Exported Swazi elephant dies in US zoo
One of the much-publicised 18 elephants that were moved from the Hlane Royal National Park and flown all the way to United States (US) zoos has since died unexpectedly.
According to KETV7, a male elephant died unexpectedly on Thursday at Omaha's Henry Doorly Zoo and Aquarium. Warren, who was believed to be between eight and nine years old, arrived at the zoo on March 11, 2016 from Swaziland. He was the only male in the herd of six that came to the zoo from Africa.
The publication further reports that in recent months, elephant keepers noticed Warren's tusk had small cracks at the tip, which were beginning to progress toward the root canal. The veterinary team was concerned the cracks would lead to a serious infection, so in July Warren was immobilised to have his tusks trimmed. However, new cracks began forming in August.
"It's a serious issue and it was important we prevent it," Dr Doug Armstrong, Director of Animal Health at the Henry Doorly Zoo and Aquarium is quoted as having said.
The 18 elephants were flown to the US amid animal rights groups decrying the clandestine sedation and removal of ‘the stolen 18’ as officials said drought conditions jeopardised the pachyderms’ wellbeing. Three American zoos pulled off an audacious clandestine operation to fly the group of elephants out of Swaziland despite a legal challenge to block the transfer, enraging conservationists who claimed that removing elephants from the wild for display in zoos is cruel and outdated.

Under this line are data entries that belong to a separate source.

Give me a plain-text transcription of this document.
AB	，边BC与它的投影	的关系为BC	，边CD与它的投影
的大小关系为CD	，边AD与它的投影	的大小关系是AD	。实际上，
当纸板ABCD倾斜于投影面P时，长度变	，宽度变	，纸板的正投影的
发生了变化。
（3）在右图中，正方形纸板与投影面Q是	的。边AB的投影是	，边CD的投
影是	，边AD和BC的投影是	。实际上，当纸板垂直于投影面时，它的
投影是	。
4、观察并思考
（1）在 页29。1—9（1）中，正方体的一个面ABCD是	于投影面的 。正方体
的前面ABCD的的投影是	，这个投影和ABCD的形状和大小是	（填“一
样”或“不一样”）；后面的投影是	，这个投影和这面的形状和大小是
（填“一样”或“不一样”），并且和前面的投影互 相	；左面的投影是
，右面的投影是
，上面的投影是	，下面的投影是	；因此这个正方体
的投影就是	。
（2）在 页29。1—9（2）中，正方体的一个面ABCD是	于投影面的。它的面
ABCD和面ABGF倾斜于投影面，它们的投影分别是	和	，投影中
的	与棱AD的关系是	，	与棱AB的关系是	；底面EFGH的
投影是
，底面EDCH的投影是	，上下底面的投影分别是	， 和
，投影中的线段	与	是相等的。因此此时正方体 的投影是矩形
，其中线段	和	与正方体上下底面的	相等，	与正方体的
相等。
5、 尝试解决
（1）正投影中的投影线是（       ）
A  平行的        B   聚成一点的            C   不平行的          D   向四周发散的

The 18 elephants – three males and 15 females ranging in age from six to 25 – were sedated, loaded onto crates and placed on a large cargo plane that in Swaziland.
These elephants were split among three zoos – the Dallas zoo, Sedgwick County zoo in Kansas and Henry Doorly zoo in Nebraska – where they were put on exhibit and used for breeding purposes.
The unannounced move stunned an animal welfare group that was due to argue against the transfer in a US federal court. The group, Friends of Animals later admitted defeat in its bid to prevent what it called the “stolen 18” from being taken from the wild and placed into zoos.
Friends of Animals filed for an emergency injunction to stop the transfer, argued via a frantic teleconference with US federal court judge John Bates. Bates’ ruling noted that the short timeframe meant he was “not able to definitively resolve the issue”.
But he sided with the zoos, which pointed out that the elephants had already been drugged and that leaving them in the small African nation would have put them at risk. The US Fish and Wildlife Service granted a permit to the zoos to import the elephants, amid concerns that they would be culled due to the then intense drought that has gripped Southern Africa. The zoos said the removal of the elephants from Hlane Royal National Park would relieve pressure on other wildlife, such as rhinos, and called opposition to the transfer “ideological”.
In a joint statement, the three zoos said they had to rapidly remove the elephants for their own wellbeing due to the deteriorating situation in Swaziland.
“As food supply became scarcer, urgency increased to relocate the elephants to homes where they could be well cared for,” the zoos said then.
Meanwhile, medical staff gave the elephant a tranquiliser and anesthesia Thursday, which is something Warren had experienced four times before. Twenty minutes into the procedure, Armstrong said Warren's respiration slowed and eventually stopped.
"We instituted emergency procedures, but they were unsuccessful," Armstrong said. The cause of death is unknown. The zoo will now perform a necropsy to determine how Warren died.
"Sad. (I) want to know what happened," zoo visitor Morghan Wilcox said.
"That's really sad, but I mean it sounds like it wasn't anyone's fault," said zoo visitor Jaynie Dawald. The six other elephants at the zoo are also adjusting to Warren's death. The zoo closed the indoor elephant facility to seclude the elephants from the public.
"They're usually moving around a lot, making a lot of noise and everything," zoo curator Dan Cassidy said. "They were very quiet and each one, in turn, touched Warren."
Visitors and zookeepers will remember Warren fondly for his clever and tough personality.
"He had a way of running up to the front of the enclosure and he would kick the sand of the display at you," Cassidy said. Warren's death means Louie, who came to the Omaha zoo from Toledo, Ohio, in July, is now the only male elephant at the zoo. "We anticipated that as Warren became more mature, that then he would eventually become our second breeder," Cassidy said.
"This really impacts not only us, but all the elephants in captivity in North America." The zoo has contacted the University of Nebraska at Lincoln to see if Warren could be used for research or educational purposes. If not, Armstrong said he will be buried on zoo grounds.
The Henry Doorly Zoo and Aquarium has no immediate plans to bring another male elephant in.